There are obviously a multitude of ways and means to create chances, but one pleasing aspect of this match was the number of opportunities that came via through balls; three. It may not sound like that many, but the Reds had only generated four chances in the league via this route previously this season, so three in one match is very impressive. Bear in mind too that eight teams in the division have yet to better this tally in total in 2015/16, and Liverpool’s season total of seven has moved them up to fifth in the Premier League rankings for through ball chances.
The other really notable attacking stat is the number of shots on target that the Reds had. Liverpool tested Joe Hart nine times, and in doing so this game became the fifteenth league away game since August 2008 (out of 140 in total) where they had at least nine on target efforts.
For some 2015/16 context, Liverpool became the ninth away team to have at least nine shots on target in the top flight this season, but only the second to do so at the home of one of last season’s top four (alongside Swansea who had ten at Chelsea on the opening day). It is also the most that any team has managed against Manchester City this season, whose opponents have only averaged 2.3 per match (which was the fewest in the league before this weekend).

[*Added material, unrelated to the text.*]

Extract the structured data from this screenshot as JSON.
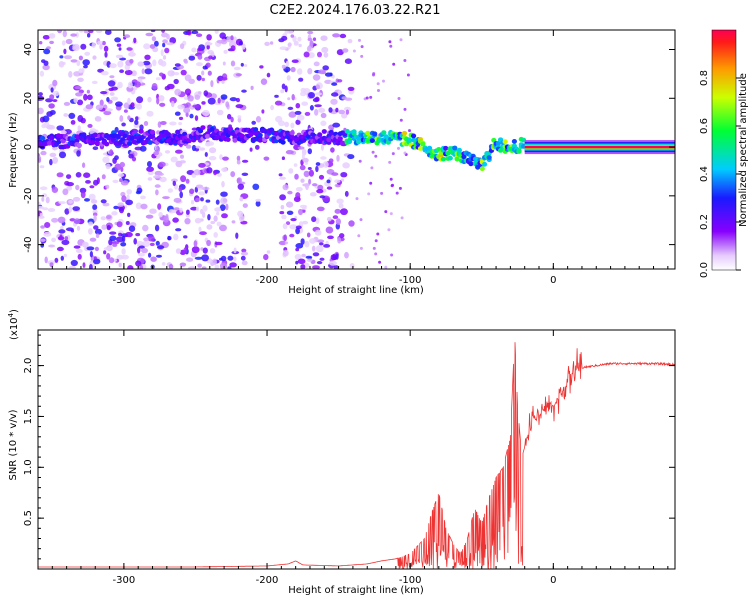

As impressive as the attacking was, the defence deserves a lot of credit too. For whatever reason, Liverpool have never been a team who intercept a lot of opposition passes, and that’s no matter who the manager has been over the last few years. Despite only averaging fifteen per game this season (the sixth lowest amount in the division), the Reds made a whopping thirty-nine interceptions in this match.
Perhaps even more impressive and important were the cross blocking stats. Manchester City had created the most chances from crosses in the Premier League this season prior to this weekend, and Liverpool had only blocked 2.1 per game. Yet in this match the Reds upped their game to block seven City crosses (with Clyne the particular star here with three), and this helped to ensure that Kolarov and De Bruyne only found a team mate with three of their total of twenty-eight crosses, and even then they were all from set plays where blocking is not an option.
In terms of man of the match, I’d go for Roberto Firmino. The summer signing was involved in all four of Liverpool’s clear-cut chances that occurred whilst he was on the pitch (creating one and having the shot for the other three), and he also ‘assisted’ the opening own goal. The Brazilian also had as many shots in the box (five) as the whole City team did in total, and he’s certainly starting to show the form that we all hoped he would.
The big seven mini league makes good reading for Liverpool at the moment, not least as they have played all six aways, and none at home when every other side has had at least two.
Liverpool now just need to bring their remarkable away form back to Anfield. Easy this management lark, eh?